Part 9 - General controller structure

Introduction

In this part we’ll see how we define a general feedback loop.

General controller structure

Assume the general structure for a feedback loop.

However, we now have some noise that is added (in theory the sign can be whatever) to our out signal. Additionally, the noise, $V(s)$ will go through a process, $G_v(s)$.

Along with this noise we have some noise in the feedback loop as well, so-called measurement error. We’ll call the new feedback signal for $Y_m = Y(s) - W(s)$, where $W(s)$ is the extra noise.

Mathematically we will describe this as: $$ \begin{align*} E(s) & = R(s) - Y_m(s) \\ & = R(s) - (Y(s) - W(s)) \\ & = R(s) - Y(s) + W(s) \end{align*} $$

$$ Y(s) = G_v(s)V(s) + F(s)G(s) [R(s) - Y(s) + W(s)] \\ Y(s) = G_v(s)V(s) + F(s)G(s)R(s) - F(s)G(s)Y(s) + F(s)G(s)W(s) \\ Y(s) + F(s)G(s)Y(s) = G_v(s)V(s) + F(s)G(s)R(s) + F(s)G(s)W(s) \\ Y(s)(1 + F(s)G(s)) = G_v(s)V(s) + F(s)G(s)R(s) + F(s)G(s)W(s) \\ Y(s)(1 + L(s)) = G_v(s)V(s) + L(s)R(s) + L(s)W(s) \\ Y(s) = \dfrac{1}{1 + L(s)} G_v(s)V(s) + \dfrac{L(s)}{1 + L(s)} R(s) + \dfrac{L(s)}{1 + L(s)} W(s) \\ $$

Let’s denote $\dfrac{1}{1 + L(s)}$ as $S(s)$, weird notation, but let’s go with it. Let’s denote $\dfrac{L(s)}{1 + L(s)}$ as $T(s)$.

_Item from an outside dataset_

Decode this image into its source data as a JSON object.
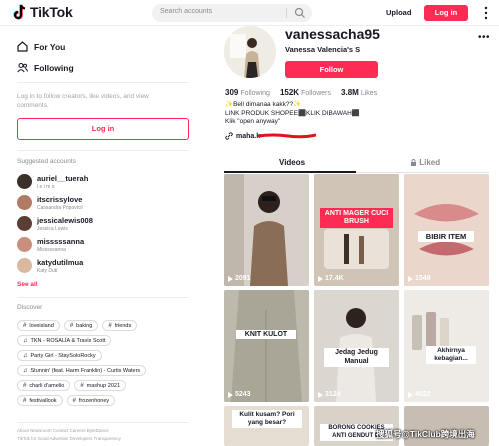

We call $S(s)$ for the sensitivity function. $T(s)$ is called for the complementary sensitivity function.

Meaning that: $$ S(s) + T(s) = 1 \ | \ \text{Not hard to see} $$

We also have a name for $\dfrac{G_v(s)}{1 + L(s)} = G_v(s) S(s)$, noise-sensitivity function.

What is the error in $E(s)$?

The impact from $R(s)$ of the overall error is found by setting $V(s) = 0, W(s) = 0$

If we wanted to know the impact from $V(s)$ we set the others to 0.

$$ \begin{align*} E(s) & = R(s) - Y(s) \\ & = R(s) - T(s)R(s) & = R(s)(1 - T(s)) & = R(s)S(s) \end{align*} $$

If we want $y(t)$ to follow $r(t)$, $S(s)$ needs to be small, which is equivalent to saying $T(s)$ should be “large”.

Let’s do an actual example now.

Example

We have a car system, where $y(t)$ is velocity of the car. $F_d(t)$ is a traction force. $u(t)$ is throttle.

In the $s$-domain we have: $$ Y(s) = \dfrac{5}{1 + 5s} F_d(s) $$

$$ F_d(s) = \dfrac{0.1}{1 + s}U(s) $$

$$ U(s) = \dfrac{(1 + s)F_d(s)}{0.1} $$

The car has a cruise control - this is a feedback loop with a PI-controller. $$ F(s) = K_p \cdot \dfrac{1 + T_i s}{T_i s} $$

We know that the transfer function from throttle $\rarr$ velocity is: $$ G(s) = \dfrac{Y(s)}{U(s)} = \dfrac{\dfrac{5}{1 + 5s} F_d(s)}{\dfrac{(1 + s)F_d(s)}{0.1}} = \dfrac{0.5}{(1 + 5s)(1 + s)} $$

The loop transfer function is therefore: $$ L(s) = F(s)G(s) = K_p \cdot \dfrac{1 + T_i s}{T_i s} \cdot \dfrac{0.5}{(1 + 5s)(1 + s)} $$

If we choose a time constant, such as $T_i = 5$, we get: $$ L(s) = F(s)G(s) = \dfrac{0.1K_p}{s(1 + s)} $$

Let’s study $S(s)$ and $T(s)$ now.

$$ S(s) = \dfrac{1}{1 + L(s)} = \dfrac{1}{1 + \dfrac{0.1K_p}{s(1 + s)}} = \dfrac{s(1 + s)}{s(1 + s) + 0.1K_p} = \dfrac{s^2 + s}{s^2 + s + 0.1K_p} $$

$$ T(s) = \dfrac{L(s)}{1 + L(s)} = \dfrac{\dfrac{0.1K_p}{s(1 + s)}}{1 + \dfrac{0.1K_p}{s(1 + s)}} = \dfrac{0.1K_p}{s(1 + s) + 0.1K_p} = \dfrac{0.1K_p}{s^2 + s + 0.1K_p} $$

We can view this as a second-order system. $$ \omega_n = \sqrt{0.1K_p} $$

$$ \zeta = \dfrac{1}{2 \omega_n} = \dfrac{1}{2 \sqrt{0.1K_p}} $$